The compulsion to complain is fighting desperately with the desire to celebrate. I don’t feel well and it would be SO EASY to write a detailed list of everything that sucks about today. BUT, I’m going to focus on the positive. No negative comments. No complaining. Today, it’s all about joy.
My brain is fuzzy because of medication and my husband told me this morning that I probably shouldn’t talk until I’m sober. It’s good advice. So today, the camera does the talking.
Anna doing her “magic hands” when I walk into her bedroom. How can I be in a bad mood when I’m greeted with that every morning?
The plan was to share these three eggs with Anna.
I totally ate the whole plate. It was the first real food I’d had in days and I don’t feel guilty at all. Not one. little. bit.
This is my car loaded with the kids’ old clothes, some books I had to get rid of, and some questionable decorating choices. This is especially gratifying because I accomplished two things by putting these things in my car. First, I am donating some things to the Goodwill, which helps people. Second, my dining room now looks huge. This stuff was stacked against the wall in there for over 2 months. Now, I wonder how long it will be in there before I actually take it to the drop-off?
There’s nothing better than the perfect cup of coffee. It’s taken me months, but I’ve finally achieved the perfect white mocha. Double yum.
Anna, the little angel, has tuckered herself out with dancing, playing, and making various messes, and is now taking a much appreciated nap.

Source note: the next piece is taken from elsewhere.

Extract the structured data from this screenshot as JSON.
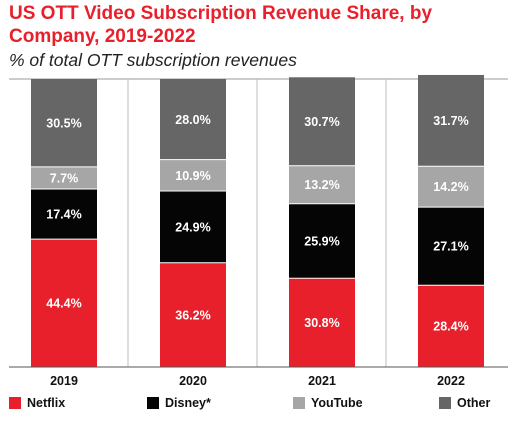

I’ve seen the dishwasher empty maybe three times since I bought it. And there’s not even anything else to put in it. This is a huge deal.
This is what a laundry looks like when the clothes that seven people have worn over the last four days finally gets washed and folded. I prefer to marathon wash and then fold all in one sitting. Is this a positive thing? Absolutely! You’re looking at 6 loads of laundry done in one morning! THAT is progress. Will they be wrinkled when I finally get around to folding them? Of course. But they will be clean.
Well, that was a pretty standard day for me, but with a different attitude. The day started off very dreary and rainy. It’s my least favorite kind of weather and it affects my mood way more than it should. When I was outside loading up my car, the sun suddenly broke through the clouds and it quit raining. It brightened my day considerably. Was it some kind of sign? Or a reward? I don’t know, but maybe there’s more to this positive thinking stuff than I realize.